KKRS
- Davenport, Washington; United States;
- Broadcast area: Spokane metropolitan area
- Frequency: 97.3 MHz
- Branding: KRTM Radio

Programming
- Format: Christian radio

Ownership
- Owner: Penfold Communications

History
- First air date: October 16, 1998

Technical information
- Licensing authority: FCC
- Facility ID: 78008
- Class: C3
- ERP: 5,100 watts
- HAAT: 220 meters (720 ft)
- Transmitter coordinates: 47°35′14″N 117°53′26″W﻿ / ﻿47.58722°N 117.89056°W
- Translator: 93.3 K227CD (Spokane)

Links
- Public license information: Public file; LMS;
- Webcast: Listen live
- Website: KRTMradio.com

= KKRS =

KKRS (97.3 FM) is a non-commercial radio station licensed to Davenport, Washington, United States, and serving the Spokane metropolitan area. Owned by Penfold Communications, it features a Christian radio format. Most programming is simulcast with co-owned KRTM in Banning, California.

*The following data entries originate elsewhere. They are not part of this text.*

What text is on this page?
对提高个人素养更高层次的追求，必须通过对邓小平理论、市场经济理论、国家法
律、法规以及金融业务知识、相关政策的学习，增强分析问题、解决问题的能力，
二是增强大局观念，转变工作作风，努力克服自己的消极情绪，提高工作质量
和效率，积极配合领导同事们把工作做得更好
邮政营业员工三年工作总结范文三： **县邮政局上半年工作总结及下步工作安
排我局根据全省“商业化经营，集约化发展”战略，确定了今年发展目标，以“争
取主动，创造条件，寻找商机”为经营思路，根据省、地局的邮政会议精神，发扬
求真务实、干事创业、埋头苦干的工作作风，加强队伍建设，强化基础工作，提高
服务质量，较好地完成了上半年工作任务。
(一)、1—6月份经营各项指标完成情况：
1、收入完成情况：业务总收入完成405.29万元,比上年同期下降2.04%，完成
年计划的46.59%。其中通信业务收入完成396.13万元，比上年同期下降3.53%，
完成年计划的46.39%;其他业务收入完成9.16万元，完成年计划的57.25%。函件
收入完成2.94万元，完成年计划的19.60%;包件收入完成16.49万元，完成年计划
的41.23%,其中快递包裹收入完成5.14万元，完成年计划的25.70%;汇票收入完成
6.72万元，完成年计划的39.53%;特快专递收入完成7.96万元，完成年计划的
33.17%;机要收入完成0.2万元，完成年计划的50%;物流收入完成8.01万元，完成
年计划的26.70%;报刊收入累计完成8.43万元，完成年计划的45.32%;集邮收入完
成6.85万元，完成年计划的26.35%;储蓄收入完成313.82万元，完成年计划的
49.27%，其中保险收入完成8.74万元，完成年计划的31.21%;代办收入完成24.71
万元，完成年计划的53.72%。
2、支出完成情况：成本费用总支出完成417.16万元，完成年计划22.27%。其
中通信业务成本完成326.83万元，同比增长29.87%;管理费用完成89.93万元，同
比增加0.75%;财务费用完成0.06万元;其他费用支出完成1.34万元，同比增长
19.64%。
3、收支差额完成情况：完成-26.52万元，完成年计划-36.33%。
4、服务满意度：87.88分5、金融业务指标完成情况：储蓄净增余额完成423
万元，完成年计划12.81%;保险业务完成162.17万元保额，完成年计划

KKRS has an effective radiated power (ERP) of 5,100 watts as a Class C3 station. The transmitter is off Washington State Route 231 near Fry Road in Edwall. Programming is also heard on 99-watt FM translator K227CD at 93.3 MHz in Spokane.

==History==
The station signed on the air on October 16, 1998. KKRS has always been a Christian station. It was originally owned by CSN International. Its studios were on Sunset Road in Airway Heights.